隨手把斗篷丟到椅子,艾米伸伸懶腰,捏捏後頸,活動下筋骨。她推開窗戶,站在窗戶側邊。從她這個角度,只能看到黑色的法師塔。漆黑的法師塔將教廷廣場前的母神雕像擋得一乾二淨。

“銀輝領這群法師還真是狂妄。”艾米舔舔自己的尖牙,語氣裡滿是嘲弄,“竟然妄圖與神比肩。”

“否則她們也不會蠢到想復活阿格拉塔爾。”

輕輕啜飲自己杯裡的鮮血,貝拉難得贊同艾米的話。她的視線飛速掠過法師塔,又很快落回艾米身上。瞧見艾米那猩紅的雙眼,尖銳森然的白牙,她下意識皺皺眉頭。勒森魃的傢伙也沒比銀輝領的法師好到哪裡去,一樣的氣焰囂張。

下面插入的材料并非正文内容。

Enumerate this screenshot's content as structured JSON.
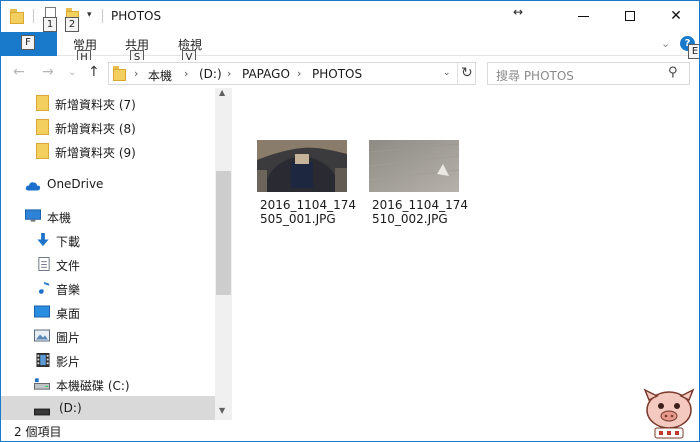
{
  "window": {
    "title": "PHOTOS",
    "resize_glyph": "↔",
    "minimize_icon": "minimize-icon",
    "maximize_icon": "maximize-icon",
    "close_glyph": "✕"
  },
  "quick_access": {
    "keytips": [
      "1",
      "2"
    ],
    "dropdown_glyph": "▾"
  },
  "ribbon": {
    "file_tab": "檔",
    "file_keytip": "F",
    "tabs": [
      {
        "label": "常用",
        "keytip": "H"
      },
      {
        "label": "共用",
        "keytip": "S"
      },
      {
        "label": "檢視",
        "keytip": "V"
      }
    ],
    "collapse_glyph": "⌄",
    "help_glyph": "?",
    "help_keytip": "E"
  },
  "address": {
    "back_glyph": "←",
    "forward_glyph": "→",
    "recent_glyph": "⌄",
    "up_glyph": "↑",
    "crumb_sep": "›",
    "crumbs": [
      "本機",
      "(D:)",
      "PAPAGO",
      "PHOTOS"
    ],
    "dropdown_glyph": "⌄",
    "refresh_glyph": "↻",
    "search_placeholder": "搜尋 PHOTOS",
    "search_glyph": "⚲"
  },
  "nav_pane": {
    "items": [
      {
        "label": "新增資料夾 (7)",
        "icon": "folder-icon"
      },
      {
        "label": "新增資料夾 (8)",
        "icon": "folder-icon"
      },
      {
        "label": "新增資料夾 (9)",
        "icon": "folder-icon"
      },
      {
        "label": "OneDrive",
        "icon": "cloud-icon"
      },
      {
        "label": "本機",
        "icon": "computer-icon"
      },
      {
        "label": "下載",
        "icon": "download-icon"
      },
      {
        "label": "文件",
        "icon": "document-icon"
      },
      {
        "label": "音樂",
        "icon": "music-icon"
      },
      {
        "label": "桌面",
        "icon": "desktop-icon"
      },
      {
        "label": "圖片",
        "icon": "pictures-icon"
      },
      {
        "label": "影片",
        "icon": "video-icon"
      },
      {
        "label": "本機磁碟 (C:)",
        "icon": "drive-icon"
      },
      {
        "label": "(D:)",
        "icon": "drive-icon"
      }
    ],
    "selected": "(D:)",
    "scroll_up_glyph": "▲",
    "scroll_down_glyph": "▼"
  },
  "files": [
    {
      "name": "2016_1104_174505_001.JPG",
      "line1": "2016_1104_174",
      "line2": "505_001.JPG"
    },
    {
      "name": "2016_1104_174510_002.JPG",
      "line1": "2016_1104_174",
      "line2": "510_002.JPG"
    }
  ],
  "status": {
    "item_count": "2 個項目"
  },
  "colors": {
    "accent": "#1979ca",
    "folder": "#f3cf60",
    "selection": "#d9d9d9"
  }
}
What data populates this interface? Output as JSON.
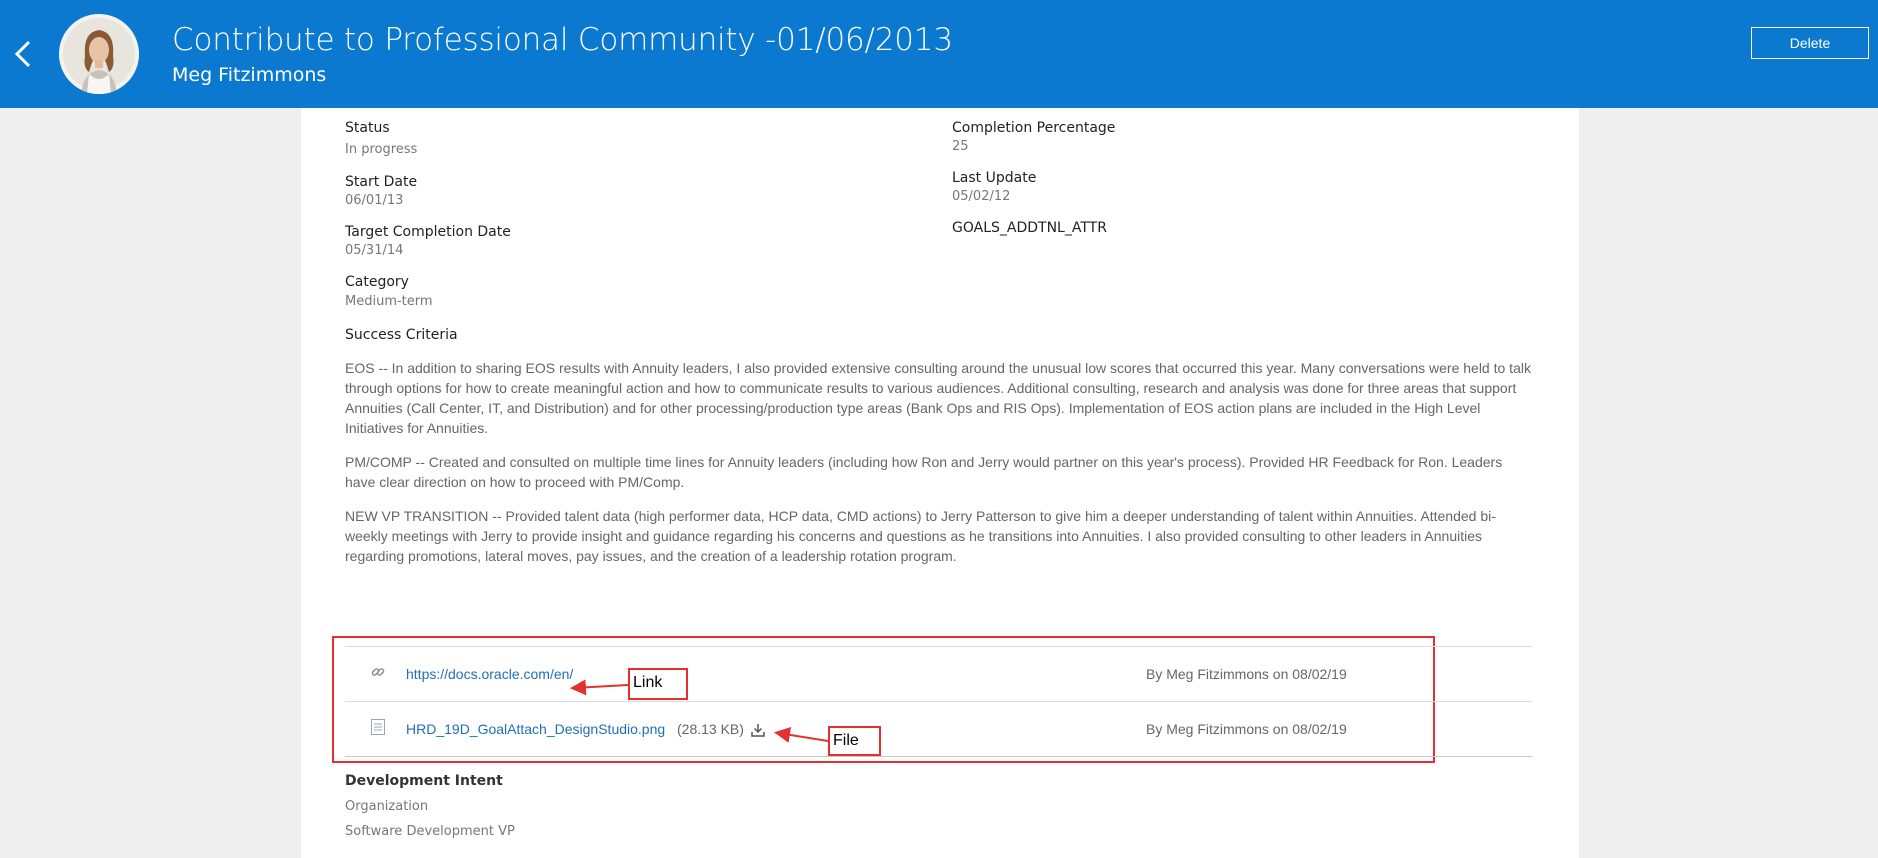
{
  "header": {
    "title": "Contribute to Professional Community -01/06/2013",
    "subtitle": "Meg Fitzimmons",
    "delete_label": "Delete",
    "background": "#0b79d0"
  },
  "fields": {
    "status": {
      "label": "Status",
      "value": "In progress"
    },
    "completion_percentage": {
      "label": "Completion Percentage",
      "value": "25"
    },
    "start_date": {
      "label": "Start Date",
      "value": "06/01/13"
    },
    "last_update": {
      "label": "Last Update",
      "value": "05/02/12"
    },
    "target_completion_date": {
      "label": "Target Completion Date",
      "value": "05/31/14"
    },
    "goals_addtnl_attr": {
      "label": "GOALS_ADDTNL_ATTR"
    },
    "category": {
      "label": "Category",
      "value": "Medium-term"
    },
    "success_criteria": {
      "label": "Success Criteria"
    }
  },
  "success_criteria_paragraphs": [
    "EOS  -- In addition to sharing EOS results with Annuity leaders, I also provided extensive consulting around the unusual low scores that occurred this year.  Many conversations were held to talk through options for how to create meaningful action and how to communicate results to various audiences.  Additional consulting, research and analysis was done for three areas that support Annuities (Call Center, IT, and Distribution) and for other processing/production type areas (Bank Ops and RIS Ops).  Implementation of EOS action plans are included in the High Level Initiatives for Annuities.",
    "PM/COMP  --  Created and consulted on multiple time lines for Annuity leaders (including how Ron and Jerry would partner on this year's process).   Provided HR Feedback for Ron.  Leaders have clear direction on how to proceed with PM/Comp.",
    "NEW VP TRANSITION -- Provided talent data (high performer data, HCP data, CMD actions) to Jerry Patterson to give him a deeper understanding of talent within Annuities.  Attended bi-weekly meetings with Jerry to provide insight and guidance regarding his concerns and questions as he transitions into Annuities.  I also provided consulting to other leaders in Annuities regarding promotions, lateral moves, pay issues, and the creation of a leadership rotation program."
  ],
  "attachments": [
    {
      "icon": "link-icon",
      "name": "https://docs.oracle.com/en/",
      "meta": "By Meg Fitzimmons on 08/02/19"
    },
    {
      "icon": "document-icon",
      "name": "HRD_19D_GoalAttach_DesignStudio.png",
      "size": "(28.13 KB)",
      "meta": "By Meg Fitzimmons on 08/02/19"
    }
  ],
  "annotations": {
    "link_label": "Link",
    "file_label": "File",
    "color": "#e4312f"
  },
  "development_intent": {
    "title": "Development Intent",
    "lines": [
      "Organization",
      "Software Development VP"
    ]
  }
}
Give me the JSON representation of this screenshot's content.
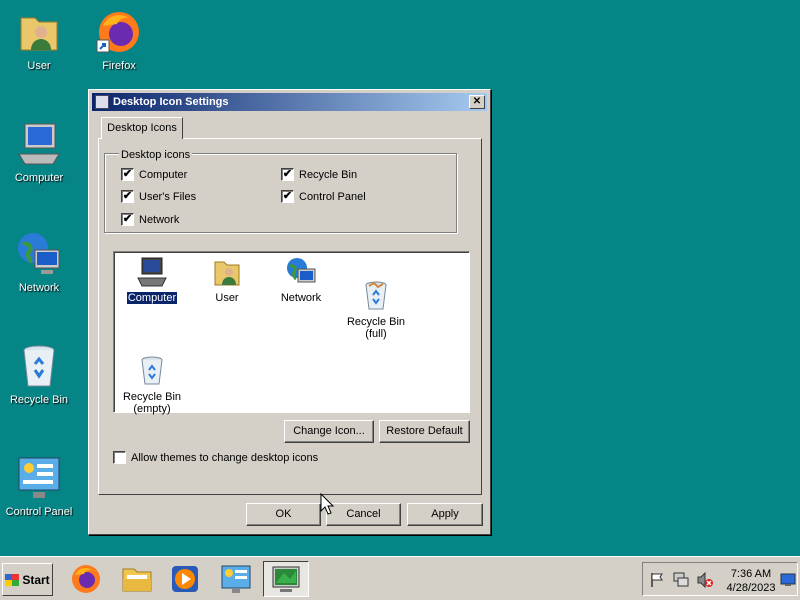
{
  "desktop": {
    "icons": [
      {
        "label": "User",
        "icon": "user-folder-icon"
      },
      {
        "label": "Firefox",
        "icon": "firefox-icon"
      },
      {
        "label": "Computer",
        "icon": "computer-icon"
      },
      {
        "label": "Network",
        "icon": "network-globe-icon"
      },
      {
        "label": "Recycle Bin",
        "icon": "recycle-bin-icon"
      },
      {
        "label": "Control Panel",
        "icon": "control-panel-icon"
      }
    ]
  },
  "dialog": {
    "title": "Desktop Icon Settings",
    "close_glyph": "✕",
    "tab_label": "Desktop Icons",
    "group_label": "Desktop icons",
    "checkboxes": [
      {
        "label": "Computer",
        "checked": true
      },
      {
        "label": "User's Files",
        "checked": true
      },
      {
        "label": "Network",
        "checked": true
      },
      {
        "label": "Recycle Bin",
        "checked": true
      },
      {
        "label": "Control Panel",
        "checked": true
      }
    ],
    "list_items": [
      {
        "label": "Computer",
        "selected": true,
        "icon": "computer-icon"
      },
      {
        "label": "User",
        "icon": "user-folder-icon"
      },
      {
        "label": "Network",
        "icon": "network-globe-icon"
      },
      {
        "label": "Recycle Bin\n(full)",
        "icon": "recycle-bin-full-icon"
      },
      {
        "label": "Recycle Bin\n(empty)",
        "icon": "recycle-bin-empty-icon"
      }
    ],
    "change_icon_label": "Change Icon...",
    "restore_default_label": "Restore Default",
    "allow_themes_label": "Allow themes to change desktop icons",
    "allow_themes_checked": false,
    "check_glyph": "✔",
    "ok_label": "OK",
    "cancel_label": "Cancel",
    "apply_label": "Apply"
  },
  "taskbar": {
    "start_label": "Start",
    "buttons": [
      "firefox-icon",
      "file-explorer-icon",
      "media-player-icon",
      "control-panel-icon",
      "desktop-icon-settings-icon"
    ],
    "tray_icons": [
      "action-center-flag-icon",
      "network-status-icon",
      "volume-muted-icon"
    ],
    "time": "7:36 AM",
    "date": "4/28/2023"
  }
}
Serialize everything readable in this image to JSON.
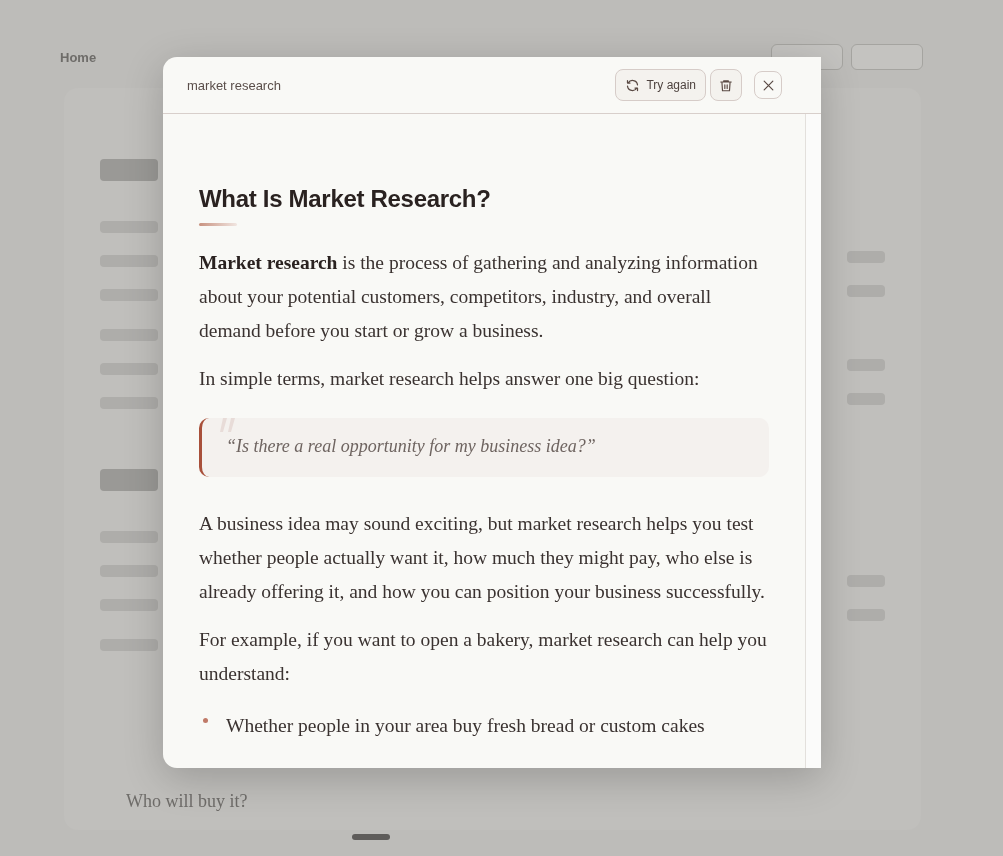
{
  "background": {
    "back_link": "Home",
    "visible_item": "Who will buy it?"
  },
  "dialog": {
    "title": "market research",
    "buttons": [
      {
        "kind": "retry",
        "label": "Try again"
      },
      {
        "kind": "delete"
      },
      {
        "kind": "close"
      }
    ],
    "article": {
      "heading": "What Is Market Research?",
      "blocks": [
        {
          "kind": "paragraph",
          "text": "**Market research** is the process of gathering and analyzing information about your potential customers, competitors, industry, and overall demand before you start or grow a business."
        },
        {
          "kind": "paragraph",
          "text": "In simple terms, market research helps answer one big question:"
        },
        {
          "kind": "quote",
          "text": "“Is there a real opportunity for my business idea?”"
        },
        {
          "kind": "paragraph",
          "text": "A business idea may sound exciting, but market research helps you test whether people actually want it, how much they might pay, who else is already offering it, and how you can position your business successfully."
        },
        {
          "kind": "paragraph",
          "text": "For example, if you want to open a bakery, market research can help you understand:"
        },
        {
          "kind": "bullets",
          "items": [
            "Whether people in your area buy fresh bread or custom cakes"
          ]
        }
      ]
    }
  }
}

“要不是你們瑞摩爾一代親王翠絲寫的那本書,哪會有這些破事?”艾米嗤笑聲,她打個響指,窗戶自動關上。她坐在貝拉對面,漫不經心地玩笑道:“要不是知道那本書是翠絲寫著騙人玩的,我都要懷疑是弗朗索瓦絲給銀輝領的。”

毫不客氣地翻個白眼,貝拉就知道自己與艾米這輩子都沒法和平共處。她冷哼聲,“要真是長老給的,銀輝領早就陷入黑暗。誰知道她們從哪裡得到那本書的。”她頓頓,和艾米強調道:“還有那本書和我們沒有關係,那不知道是哪個黑法師託名寫的偽作。”

“管它是誰寫的呢,反正我們只是來給小東西們幫點忙,助她們早日實現夢想。”攤攤手,艾米歪倒在椅子上。她打個哈欠,自從甦醒以來,她還沒回棺材裡睡過覺。

“快點完成吧。免得卡密拉又寄來血蝙蝠催促我們。”

德斯莊園被毀令卡密拉十分惱火,若非她及時抹掉莊園裡血族的痕跡,翡翠莊園也會一併暴露。

原本她只打算在銀輝領製造點動靜,轉移下教廷的注意力,好讓翡翠莊園的事順利進行,根本不想暴露銀輝領雕像的事,而瓊斯禍水東引的行為,讓她改變主意,決定把銀輝領在做的事揭得乾淨,以此報復瓊斯。